Somjate Manipalviratn, M.D. , Clinical Director of Superior A.R.T. said “Current statistics of the prevalence of Thalassemia carriers stands at about 30-40 percent of the Thai population. The babies born affected with Thalassemia are around 10,000 new cases per year, which could be burden to family and society. These newborns conceived from fathers and mothers who are Thalassemic carriers. For this case, the couple have a child suffering from beta Thalassemia who requires monthly blood transfusion and iron chelating medication. This supporting treatment will be life-long unless the child can get bone marrow transplantation from the donor with matched donor. However, it is very difficult to find stem cells that is matched with the child for the use of treatment. Currently, with advance technology and a team of experts at Superior A. R. T. , we can do genetic diagnosis by
Preimplantation Genetic Diagnosis (PGD) technique using Polymerase Chain Reaction (PCR) to screen out embryos affected with thalassemia as well as to match HLA of the embryo with the sick child. Once we get an embryo which is unaffected with thalassemia and HLA matched with the sick child, we transfer that embryo back to the uterus to implant and result in normal pregnancy. With this technology, we can assure parents that the next child will not be affected with thalassemia and can provide the cord blood stem cells to treat the currently sick child who requires monthly blood transfusion. At birth, we will collect cord blood stem cells from umbilical cord to transplant to the sick child to cure her thalassemia. This will be the next chapter of IVF to be used as a way to treat sick child in addition to helping parents to avoid conceiving babies affected with thalassemia. We are proud to announce this novel achievement to Thai medical society.

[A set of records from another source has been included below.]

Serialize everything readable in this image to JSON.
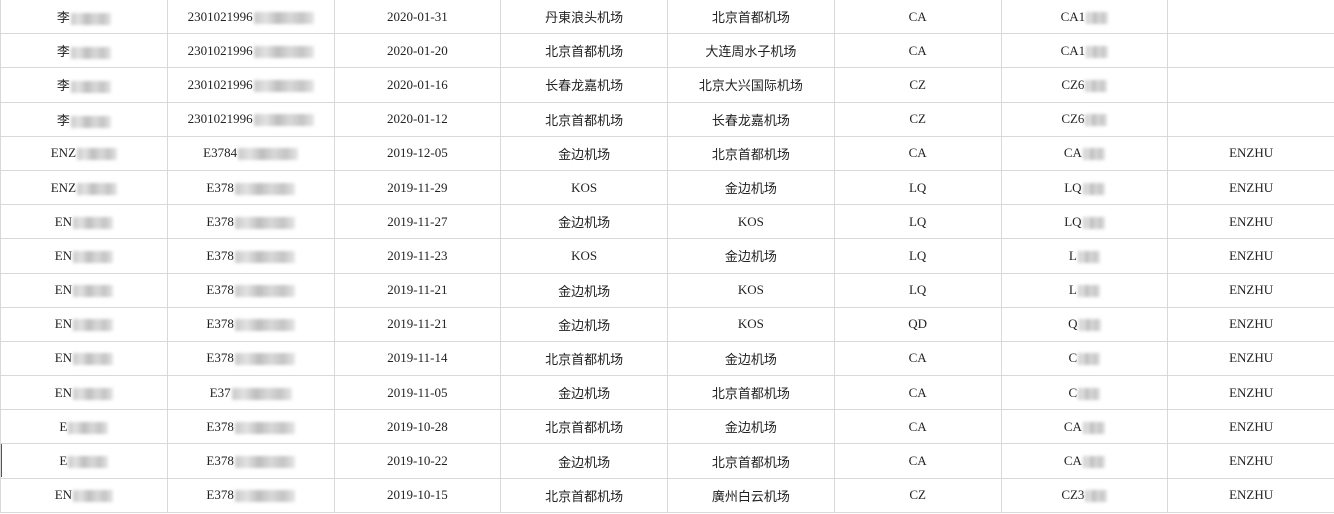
{
  "rows": [
    {
      "name": "李",
      "id": "2301021996",
      "date": "2020-01-31",
      "from": "丹東浪头机场",
      "to": "北京首都机场",
      "airline": "CA",
      "flight": "CA1",
      "pax": ""
    },
    {
      "name": "李",
      "id": "2301021996",
      "date": "2020-01-20",
      "from": "北京首都机场",
      "to": "大连周水子机场",
      "airline": "CA",
      "flight": "CA1",
      "pax": ""
    },
    {
      "name": "李",
      "id": "2301021996",
      "date": "2020-01-16",
      "from": "长春龙嘉机场",
      "to": "北京大兴国际机场",
      "airline": "CZ",
      "flight": "CZ6",
      "pax": ""
    },
    {
      "name": "李",
      "id": "2301021996",
      "date": "2020-01-12",
      "from": "北京首都机场",
      "to": "长春龙嘉机场",
      "airline": "CZ",
      "flight": "CZ6",
      "pax": ""
    },
    {
      "name": "ENZ",
      "id": "E3784",
      "date": "2019-12-05",
      "from": "金边机场",
      "to": "北京首都机场",
      "airline": "CA",
      "flight": "CA",
      "pax": "ENZHU"
    },
    {
      "name": "ENZ",
      "id": "E378",
      "date": "2019-11-29",
      "from": "KOS",
      "to": "金边机场",
      "airline": "LQ",
      "flight": "LQ",
      "pax": "ENZHU"
    },
    {
      "name": "EN",
      "id": "E378",
      "date": "2019-11-27",
      "from": "金边机场",
      "to": "KOS",
      "airline": "LQ",
      "flight": "LQ",
      "pax": "ENZHU"
    },
    {
      "name": "EN",
      "id": "E378",
      "date": "2019-11-23",
      "from": "KOS",
      "to": "金边机场",
      "airline": "LQ",
      "flight": "L",
      "pax": "ENZHU"
    },
    {
      "name": "EN",
      "id": "E378",
      "date": "2019-11-21",
      "from": "金边机场",
      "to": "KOS",
      "airline": "LQ",
      "flight": "L",
      "pax": "ENZHU"
    },
    {
      "name": "EN",
      "id": "E378",
      "date": "2019-11-21",
      "from": "金边机场",
      "to": "KOS",
      "airline": "QD",
      "flight": "Q",
      "pax": "ENZHU"
    },
    {
      "name": "EN",
      "id": "E378",
      "date": "2019-11-14",
      "from": "北京首都机场",
      "to": "金边机场",
      "airline": "CA",
      "flight": "C",
      "pax": "ENZHU"
    },
    {
      "name": "EN",
      "id": "E37",
      "date": "2019-11-05",
      "from": "金边机场",
      "to": "北京首都机场",
      "airline": "CA",
      "flight": "C",
      "pax": "ENZHU"
    },
    {
      "name": "E",
      "id": "E378",
      "date": "2019-10-28",
      "from": "北京首都机场",
      "to": "金边机场",
      "airline": "CA",
      "flight": "CA",
      "pax": "ENZHU"
    },
    {
      "name": "E",
      "id": "E378",
      "date": "2019-10-22",
      "from": "金边机场",
      "to": "北京首都机场",
      "airline": "CA",
      "flight": "CA",
      "pax": "ENZHU"
    },
    {
      "name": "EN",
      "id": "E378",
      "date": "2019-10-15",
      "from": "北京首都机场",
      "to": "廣州白云机场",
      "airline": "CZ",
      "flight": "CZ3",
      "pax": "ENZHU"
    }
  ]
}
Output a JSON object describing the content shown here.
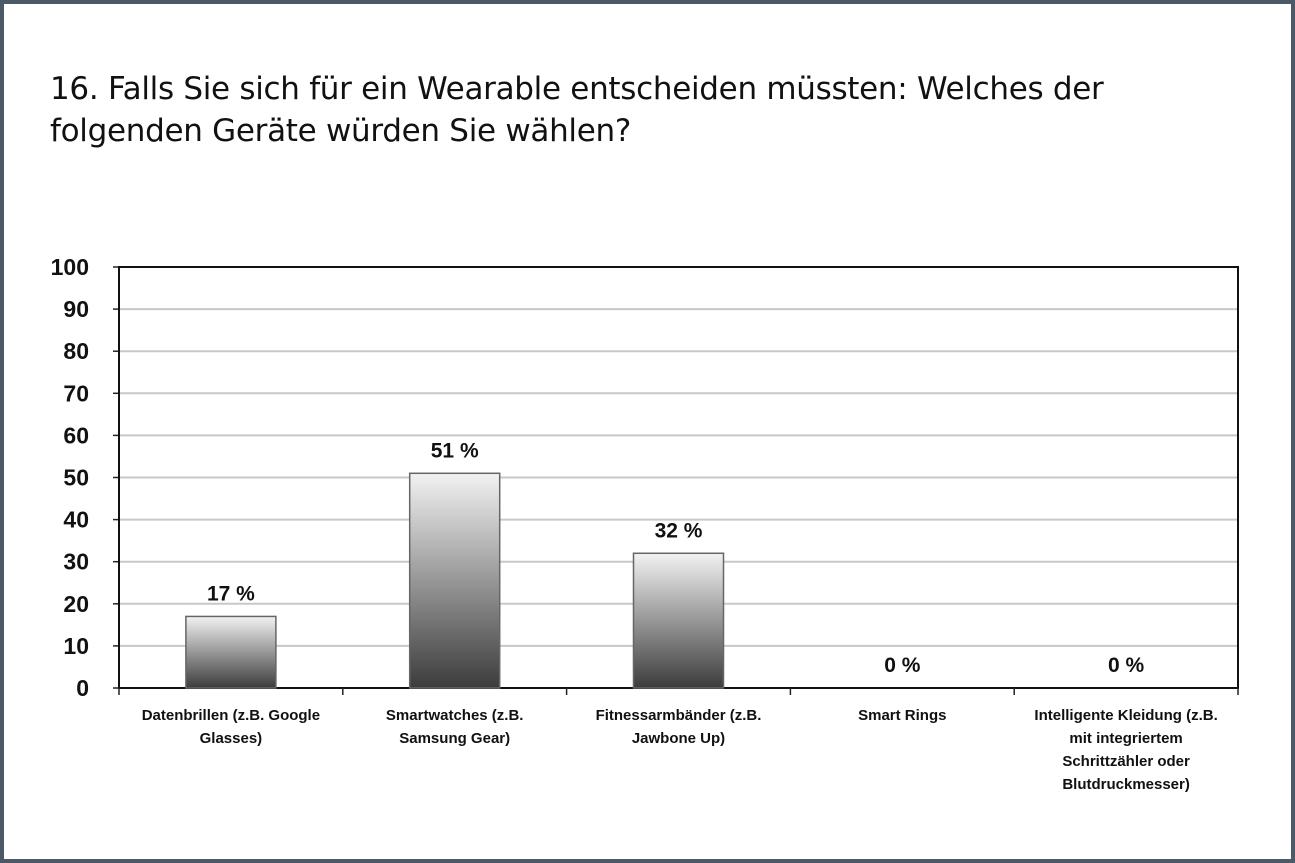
{
  "chart_data": {
    "type": "bar",
    "title": "16. Falls Sie sich für ein Wearable entscheiden müssten: Welches der folgenden Geräte würden Sie wählen?",
    "categories": [
      [
        "Datenbrillen (z.B. Google",
        "Glasses)"
      ],
      [
        "Smartwatches (z.B.",
        "Samsung Gear)"
      ],
      [
        "Fitnessarmbänder (z.B.",
        "Jawbone Up)"
      ],
      [
        "Smart Rings"
      ],
      [
        "Intelligente Kleidung (z.B.",
        "mit integriertem",
        "Schrittzähler oder",
        "Blutdruckmesser)"
      ]
    ],
    "values": [
      17,
      51,
      32,
      0,
      0
    ],
    "data_labels": [
      "17 %",
      "51 %",
      "32 %",
      "0 %",
      "0 %"
    ],
    "ylim": [
      0,
      100
    ],
    "yticks": [
      0,
      10,
      20,
      30,
      40,
      50,
      60,
      70,
      80,
      90,
      100
    ],
    "grid": true,
    "legend": "none",
    "colors": {
      "bar_top": "#f2f2f2",
      "bar_bottom": "#3c3c3c",
      "grid": "#c8c8c8",
      "border": "#4b5a66"
    }
  }
}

Pagawadee Ketcharoon, embryologist of Superior A.R.T. a key member to the success of this case said “ As an embryologist, we have to culture embryo with high quality for the purpose of genetic testing as only good quality embryos (blastocyst) can be biopsied for genetic testing.” Pannatee Sanpong, the geneticist of Superior A.R.T. added “ after we receive the cell sample from the embryologist we have to analyze the thalassemia status and HLA type of the embryos to give the information to the doctor, embryologist and patient upon which embryo is the right embryo to transfer. Actually, the geneticist will have to work on the preparation of test kit for each particular couples before the doctor can start the ICSI process with the patient.”
The key to prevent thalassemia is to screen the population of the thalassemic status of themselves and identify couples at risk of conceiving babies affected with thalassemia. Once the couples at risk are identified, they should be offered an option for pre-implantation genetic diagnosis to avoid conceiving babies affected with thalassemia as “prevention is better (and easier) than cure”.